Aviões sírios e russos atacaram nos últimos cinco dias territórios rebeldes em Aleppo, Homs e Latakia, alegando que a oposição nessas zonas é feita sobretudo por combatentes da Frente al-Nusra, grupo aliado da Al-Qaeda que, como o autoproclamado Estado Islâmico, não faz parte da trégua que se iniciou no sábado — a mesma tese é defendida pelo veterano jornalista britânico Robert Fisk, actualmente nas linhas da frente em Aleppo com tropas do regime.

Mas mesmo bombardeamentos e combates que não cessaram prosseguem a um ritmo muito mais reduzido do que o habitual, como argumenta o Instituto para o Estado da Guerra, think-tank norte-americano que monitoriza o conflito e que esta quarta-feira publicou uma análise aos ataques aéreos russos nos primeiros dias da trégua. Em Aleppo, aliás, assistiu-se no início da semana a um protesto de dezenas de pessoas que exigiam a queda do regime, o fim da aliança entre al-Nusra e Al-Qaeda e pela união de todas as facções de rebeldes, um acontecimento raro desde o início da guerra. 

O cessar-fogo tem sido geralmente respeitado a Norte e Sul de Homs, Deraa, na fronteira com a Jordânia, e subúrbios de Damasco, uma das zonas mais sangrentas do conflito e onde se assiste a algumas das mais graves situações humanitárias no país. Foi para lá que as Nações Unidas enviaram segunda-feira 51 camiões com ajuda humanitária, em específico para a cidade de Moadamiyeh, a apenas dez quilómetros do centro da capital e uma das 18 cidades e vilas cercadas na Síria — neste caso por forças do regime. É a terceira vez que a população de Moadamiyeh recebe ajuda depois de anunciado o cessar-fogo. 

“A cessação de hostilidades deu esperança ao povo sírio”, afirmou o representante da ACNUR na Síria, Sajjad Malik, prometendo que nos próximos dias chegará mais ajuda a outras zonas cercadas. À chegada dos camiões a Moadamiyeh, de madrugada, uma criança síria pedia ajuda: "Preciso de comida, preciso de algo que comer.”

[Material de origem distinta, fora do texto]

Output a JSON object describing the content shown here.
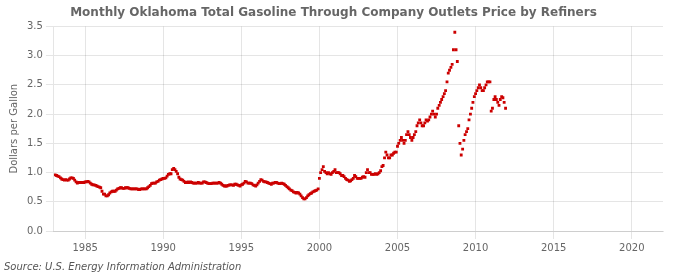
{
  "chart_data": {
    "type": "scatter",
    "title": "Monthly Oklahoma Total Gasoline Through Company Outlets Price by Refiners",
    "ylabel": "Dollars per Gallon",
    "annotations": [
      "Source: U.S. Energy Information Administration"
    ],
    "color": "#cc0000",
    "marker": "square",
    "grid": true,
    "xlim": [
      1983,
      2022
    ],
    "ylim": [
      0.0,
      3.5
    ],
    "xticks": [
      1985,
      1990,
      1995,
      2000,
      2005,
      2010,
      2015,
      2020
    ],
    "yticks": [
      {
        "value": 0.0,
        "label": "0.0"
      },
      0.5,
      {
        "value": 1.0,
        "label": "1.0"
      },
      1.5,
      {
        "value": 2.0,
        "label": "2.0"
      },
      2.5,
      {
        "value": 3.0,
        "label": "3.0"
      },
      3.5
    ],
    "x": [
      1983.08,
      1983.17,
      1983.25,
      1983.33,
      1983.42,
      1983.5,
      1983.58,
      1983.67,
      1983.75,
      1983.83,
      1983.92,
      1984.0,
      1984.08,
      1984.17,
      1984.25,
      1984.33,
      1984.42,
      1984.5,
      1984.58,
      1984.67,
      1984.75,
      1984.83,
      1984.92,
      1985.0,
      1985.08,
      1985.17,
      1985.25,
      1985.33,
      1985.42,
      1985.5,
      1985.58,
      1985.67,
      1985.75,
      1985.83,
      1985.92,
      1986.0,
      1986.08,
      1986.17,
      1986.25,
      1986.33,
      1986.42,
      1986.5,
      1986.58,
      1986.67,
      1986.75,
      1986.83,
      1986.92,
      1987.0,
      1987.08,
      1987.17,
      1987.25,
      1987.33,
      1987.42,
      1987.5,
      1987.58,
      1987.67,
      1987.75,
      1987.83,
      1987.92,
      1988.0,
      1988.08,
      1988.17,
      1988.25,
      1988.33,
      1988.42,
      1988.5,
      1988.58,
      1988.67,
      1988.75,
      1988.83,
      1988.92,
      1989.0,
      1989.08,
      1989.17,
      1989.25,
      1989.33,
      1989.42,
      1989.5,
      1989.58,
      1989.67,
      1989.75,
      1989.83,
      1989.92,
      1990.0,
      1990.08,
      1990.17,
      1990.25,
      1990.33,
      1990.42,
      1990.5,
      1990.58,
      1990.67,
      1990.75,
      1990.83,
      1990.92,
      1991.0,
      1991.08,
      1991.17,
      1991.25,
      1991.33,
      1991.42,
      1991.5,
      1991.58,
      1991.67,
      1991.75,
      1991.83,
      1991.92,
      1992.0,
      1992.08,
      1992.17,
      1992.25,
      1992.33,
      1992.42,
      1992.5,
      1992.58,
      1992.67,
      1992.75,
      1992.83,
      1992.92,
      1993.0,
      1993.08,
      1993.17,
      1993.25,
      1993.33,
      1993.42,
      1993.5,
      1993.58,
      1993.67,
      1993.75,
      1993.83,
      1993.92,
      1994.0,
      1994.08,
      1994.17,
      1994.25,
      1994.33,
      1994.42,
      1994.5,
      1994.58,
      1994.67,
      1994.75,
      1994.83,
      1994.92,
      1995.0,
      1995.08,
      1995.17,
      1995.25,
      1995.33,
      1995.42,
      1995.5,
      1995.58,
      1995.67,
      1995.75,
      1995.83,
      1995.92,
      1996.0,
      1996.08,
      1996.17,
      1996.25,
      1996.33,
      1996.42,
      1996.5,
      1996.58,
      1996.67,
      1996.75,
      1996.83,
      1996.92,
      1997.0,
      1997.08,
      1997.17,
      1997.25,
      1997.33,
      1997.42,
      1997.5,
      1997.58,
      1997.67,
      1997.75,
      1997.83,
      1997.92,
      1998.0,
      1998.08,
      1998.17,
      1998.25,
      1998.33,
      1998.42,
      1998.5,
      1998.58,
      1998.67,
      1998.75,
      1998.83,
      1998.92,
      1999.0,
      1999.08,
      1999.17,
      1999.25,
      1999.33,
      1999.42,
      1999.5,
      1999.58,
      1999.67,
      1999.75,
      1999.83,
      1999.92,
      2000.0,
      2000.08,
      2000.17,
      2000.25,
      2000.33,
      2000.42,
      2000.5,
      2000.58,
      2000.67,
      2000.75,
      2000.83,
      2000.92,
      2001.0,
      2001.08,
      2001.17,
      2001.25,
      2001.33,
      2001.42,
      2001.5,
      2001.58,
      2001.67,
      2001.75,
      2001.83,
      2001.92,
      2002.0,
      2002.08,
      2002.17,
      2002.25,
      2002.33,
      2002.42,
      2002.5,
      2002.58,
      2002.67,
      2002.75,
      2002.83,
      2002.92,
      2003.0,
      2003.08,
      2003.17,
      2003.25,
      2003.33,
      2003.42,
      2003.5,
      2003.58,
      2003.67,
      2003.75,
      2003.83,
      2003.92,
      2004.0,
      2004.08,
      2004.17,
      2004.25,
      2004.33,
      2004.42,
      2004.5,
      2004.58,
      2004.67,
      2004.75,
      2004.83,
      2004.92,
      2005.0,
      2005.08,
      2005.17,
      2005.25,
      2005.33,
      2005.42,
      2005.5,
      2005.58,
      2005.67,
      2005.75,
      2005.83,
      2005.92,
      2006.0,
      2006.08,
      2006.17,
      2006.25,
      2006.33,
      2006.42,
      2006.5,
      2006.58,
      2006.67,
      2006.75,
      2006.83,
      2006.92,
      2007.0,
      2007.08,
      2007.17,
      2007.25,
      2007.33,
      2007.42,
      2007.5,
      2007.58,
      2007.67,
      2007.75,
      2007.83,
      2007.92,
      2008.0,
      2008.08,
      2008.17,
      2008.25,
      2008.33,
      2008.42,
      2008.5,
      2008.58,
      2008.67,
      2008.75,
      2008.83,
      2008.92,
      2009.0,
      2009.08,
      2009.17,
      2009.25,
      2009.33,
      2009.42,
      2009.5,
      2009.58,
      2009.67,
      2009.75,
      2009.83,
      2009.92,
      2010.0,
      2010.08,
      2010.17,
      2010.25,
      2010.33,
      2010.42,
      2010.5,
      2010.58,
      2010.67,
      2010.75,
      2010.83,
      2010.92,
      2011.0,
      2011.08,
      2011.17,
      2011.25,
      2011.33,
      2011.42,
      2011.5,
      2011.58,
      2011.67,
      2011.75,
      2011.83,
      2011.92
    ],
    "values": [
      0.96,
      0.95,
      0.94,
      0.93,
      0.91,
      0.89,
      0.88,
      0.87,
      0.88,
      0.87,
      0.87,
      0.89,
      0.91,
      0.91,
      0.9,
      0.87,
      0.84,
      0.82,
      0.83,
      0.83,
      0.83,
      0.83,
      0.83,
      0.84,
      0.84,
      0.85,
      0.84,
      0.82,
      0.8,
      0.79,
      0.79,
      0.78,
      0.77,
      0.76,
      0.75,
      0.74,
      0.68,
      0.63,
      0.63,
      0.6,
      0.6,
      0.62,
      0.65,
      0.67,
      0.68,
      0.68,
      0.68,
      0.7,
      0.72,
      0.73,
      0.74,
      0.74,
      0.73,
      0.73,
      0.74,
      0.74,
      0.74,
      0.73,
      0.72,
      0.72,
      0.72,
      0.72,
      0.72,
      0.72,
      0.71,
      0.71,
      0.72,
      0.72,
      0.72,
      0.72,
      0.72,
      0.74,
      0.76,
      0.78,
      0.81,
      0.82,
      0.82,
      0.82,
      0.84,
      0.85,
      0.87,
      0.88,
      0.89,
      0.9,
      0.9,
      0.91,
      0.94,
      0.97,
      0.98,
      0.98,
      1.05,
      1.07,
      1.05,
      1.02,
      0.98,
      0.92,
      0.89,
      0.88,
      0.87,
      0.85,
      0.83,
      0.83,
      0.84,
      0.83,
      0.84,
      0.83,
      0.82,
      0.82,
      0.82,
      0.82,
      0.83,
      0.82,
      0.82,
      0.82,
      0.84,
      0.84,
      0.83,
      0.82,
      0.81,
      0.81,
      0.81,
      0.82,
      0.82,
      0.82,
      0.82,
      0.82,
      0.83,
      0.82,
      0.8,
      0.78,
      0.77,
      0.77,
      0.77,
      0.78,
      0.79,
      0.79,
      0.79,
      0.78,
      0.8,
      0.8,
      0.79,
      0.78,
      0.77,
      0.79,
      0.8,
      0.82,
      0.85,
      0.84,
      0.82,
      0.82,
      0.82,
      0.81,
      0.79,
      0.78,
      0.77,
      0.79,
      0.82,
      0.85,
      0.88,
      0.87,
      0.85,
      0.84,
      0.84,
      0.83,
      0.82,
      0.81,
      0.8,
      0.82,
      0.82,
      0.83,
      0.83,
      0.82,
      0.81,
      0.81,
      0.82,
      0.81,
      0.8,
      0.78,
      0.76,
      0.74,
      0.72,
      0.7,
      0.69,
      0.67,
      0.66,
      0.65,
      0.66,
      0.65,
      0.63,
      0.6,
      0.57,
      0.55,
      0.55,
      0.57,
      0.6,
      0.62,
      0.64,
      0.65,
      0.67,
      0.68,
      0.69,
      0.7,
      0.72,
      0.9,
      1.0,
      1.05,
      1.1,
      1.02,
      1.0,
      0.98,
      1.0,
      0.98,
      0.97,
      1.0,
      1.02,
      1.05,
      1.0,
      1.0,
      1.0,
      0.98,
      0.95,
      0.95,
      0.93,
      0.9,
      0.88,
      0.87,
      0.85,
      0.86,
      0.88,
      0.9,
      0.95,
      0.93,
      0.9,
      0.9,
      0.9,
      0.9,
      0.92,
      0.93,
      0.92,
      1.0,
      1.05,
      1.0,
      1.0,
      0.97,
      0.97,
      0.97,
      0.98,
      0.97,
      0.98,
      1.0,
      1.03,
      1.1,
      1.12,
      1.25,
      1.35,
      1.3,
      1.25,
      1.25,
      1.3,
      1.3,
      1.33,
      1.35,
      1.35,
      1.45,
      1.5,
      1.55,
      1.6,
      1.55,
      1.5,
      1.55,
      1.65,
      1.7,
      1.65,
      1.6,
      1.55,
      1.6,
      1.65,
      1.7,
      1.8,
      1.85,
      1.9,
      1.85,
      1.8,
      1.8,
      1.85,
      1.9,
      1.88,
      1.9,
      1.95,
      2.0,
      2.05,
      2.0,
      1.95,
      2.0,
      2.1,
      2.15,
      2.2,
      2.25,
      2.3,
      2.35,
      2.4,
      2.55,
      2.7,
      2.75,
      2.8,
      2.85,
      3.1,
      3.4,
      3.1,
      2.9,
      1.8,
      1.5,
      1.3,
      1.4,
      1.55,
      1.65,
      1.7,
      1.75,
      1.9,
      2.0,
      2.1,
      2.2,
      2.3,
      2.35,
      2.4,
      2.45,
      2.5,
      2.45,
      2.4,
      2.4,
      2.45,
      2.5,
      2.55,
      2.55,
      2.55,
      2.05,
      2.1,
      2.25,
      2.3,
      2.25,
      2.2,
      2.15,
      2.25,
      2.3,
      2.28,
      2.2,
      2.1
    ]
  }
}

A trégua está ainda em risco de ruir a qualquer momento. A oposição no exílio ameaçou regressar à guerra aberta no início da semana como resposta às “repetidas violações” do Governo. Do lado do regime, Bashar al-Assad declarou, numa entrevista ao canal alemão ARD, divulgada esta quarta-feira, que as suas forças se têm “refreado” diante as violações de rebeldes, mas declarou também que “tudo tem um limite”.

A grande dúvida é saber se a “cessação de hostilidades” aguentará até à próxima quarta-feira, dia em que se devem retomar as negociações entre regime e oposição em Genebra — o enviado especial da ONU para a Síria, Staffan de Mistura, decidiu adiar o encontro por três dias para que o “cessar-fogo assente melhor”.

Mas a oposição no exílio insiste que se cumpram as resoluções da ONU, que exigem, por exemplo, a libertação de presos políticos, fim dos ataques aéreos e dos cercos governamentais, antes de aceitar negociar com o regime — o último encontro interrompeu-se em Fevereiro com o intensificar da campanha aérea sobre Aleppo. “Se a trégua não ajudar a instaurar os termos [da resolução da ONU], todas as datas para o retomar das negociações mantêm-se hipotéticas”, afirmou esta quarta-feira à Reuters um responsável do Conselho Nacional Sírio, George Sabra.